Comment est fixé ce fameux seuil ?
Chaque trimestre, la Banque de France étudie les taux réellement appliqués par les banques, les regroupe par catégorie, puis :
- Calcule la moyenne des TAEG (Taux Annuel Effectif Global) observés
- Ajoute un tiers de cette moyenne pour fixer la limite du trimestre suivant
Exemple :
Si les prêts de 2 000 € sont accordés à un taux moyen de 14,25 %, le taux d’usure sera fixé à 19 % pour le trimestre suivant.

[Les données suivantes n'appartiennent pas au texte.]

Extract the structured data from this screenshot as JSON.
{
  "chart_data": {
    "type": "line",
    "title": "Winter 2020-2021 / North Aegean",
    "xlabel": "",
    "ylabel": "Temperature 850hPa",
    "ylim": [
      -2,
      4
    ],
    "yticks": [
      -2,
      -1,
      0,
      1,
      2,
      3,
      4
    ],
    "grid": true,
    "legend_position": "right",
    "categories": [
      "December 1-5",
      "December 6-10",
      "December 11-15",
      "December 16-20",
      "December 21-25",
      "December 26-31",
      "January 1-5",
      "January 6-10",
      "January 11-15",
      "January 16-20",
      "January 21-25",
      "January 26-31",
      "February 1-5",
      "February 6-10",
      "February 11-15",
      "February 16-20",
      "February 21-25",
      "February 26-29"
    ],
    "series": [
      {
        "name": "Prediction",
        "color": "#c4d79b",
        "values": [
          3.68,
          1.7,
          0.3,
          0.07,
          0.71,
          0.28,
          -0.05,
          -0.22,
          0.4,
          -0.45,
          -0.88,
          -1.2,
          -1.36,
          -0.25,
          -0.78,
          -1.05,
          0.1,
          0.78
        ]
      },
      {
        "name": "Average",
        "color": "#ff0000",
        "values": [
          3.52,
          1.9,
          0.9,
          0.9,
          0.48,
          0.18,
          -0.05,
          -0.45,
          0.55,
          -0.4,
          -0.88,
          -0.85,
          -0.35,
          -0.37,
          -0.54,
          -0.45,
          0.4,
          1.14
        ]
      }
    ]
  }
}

Des prêts refusés malgré un bon profil
Ce mécanisme, conçu pour éviter les abus, produit parfois l’effet inverse, notamment en période de hausse des taux.
- Lorsque les taux montent vite, le taux d’usure reste en retard, car il se base sur les taux passés.
- Résultat : même avec un bon dossier, le TAEG réel peut dépasser le plafond.
- Et là, la banque ne peut rien faire : elle n’a pas le droit de prêter.
Qui sont les premiers exclus ?
Ce sont souvent les profils modestes ou atypiques qui trinquent les premiers :
💥 Les foyers à faibles revenus :
- Peu d’apport personnel
- Assurance plus chère (risques plus élevés)
- Frais fixes proportionnellement lourds
💥 Les personnes âgées :
- Primes d’assurance élevées, voire refusées
- Revenus stables mais jugés faibles
- Besoin d’un prêt complémentaire pour changer de logement
Cas concret :
- Une retraitée veut acheter un logement plus adapté
- Elle vend son ancien bien (200 000 € d’apport) et demande un crédit de 100 000 €
- Taux nominal : 1,8 % sur 20 ans
- Assurance : 0,9 % du capital
- Frais divers : 3 000 € (caution, dossier, courtier)
➡️ Résultat : TAEG total = 3,74 %
➡️ Taux d’usure légal : 2,51 %
Prêt refusé malgré un dossier solide !
Un mécanisme à double tranchant
✅ En période de baisse des taux :
- Le taux d’usure suit la tendance
- Il n’entrave pas l’accès au crédit
❌ En période de hausse :
- Il devient un frein brutal
- Il bloque certains emprunteurs malgré leur capacité à rembourser
En résumé : une protection devenue un piège ?
- Le taux d’usure pénalise les plus fragiles, sans distinction de leurs efforts ni de leur profil.
- Les banques favorisent les « bons » dossiers (apport, âge, revenu stable).
- Les autres se voient souvent refusés, même avec un courtier.
Quelles alternatives pour éviter l’exclusion du crédit ?
- Travailler avec un courtier pour optimiser le montage
- Négocier l’assurance emprunteur pour baisser le TAEG
- Réduire la durée du prêt pour alléger le coût total
- Apporter davantage de fonds propres pour limiter le montant à emprunter
Conclusion
Pensé pour protéger, le taux d’usure finit aujourd’hui par exclure. Tant qu’il ne s’ajuste pas à la réalité des marchés en temps réel, il risque de bloquer l’accès au crédit à ceux qui en ont le plus besoin. Et dans cette course au financement, les plus modestes partent souvent avec un handicap invisible mais bien réel.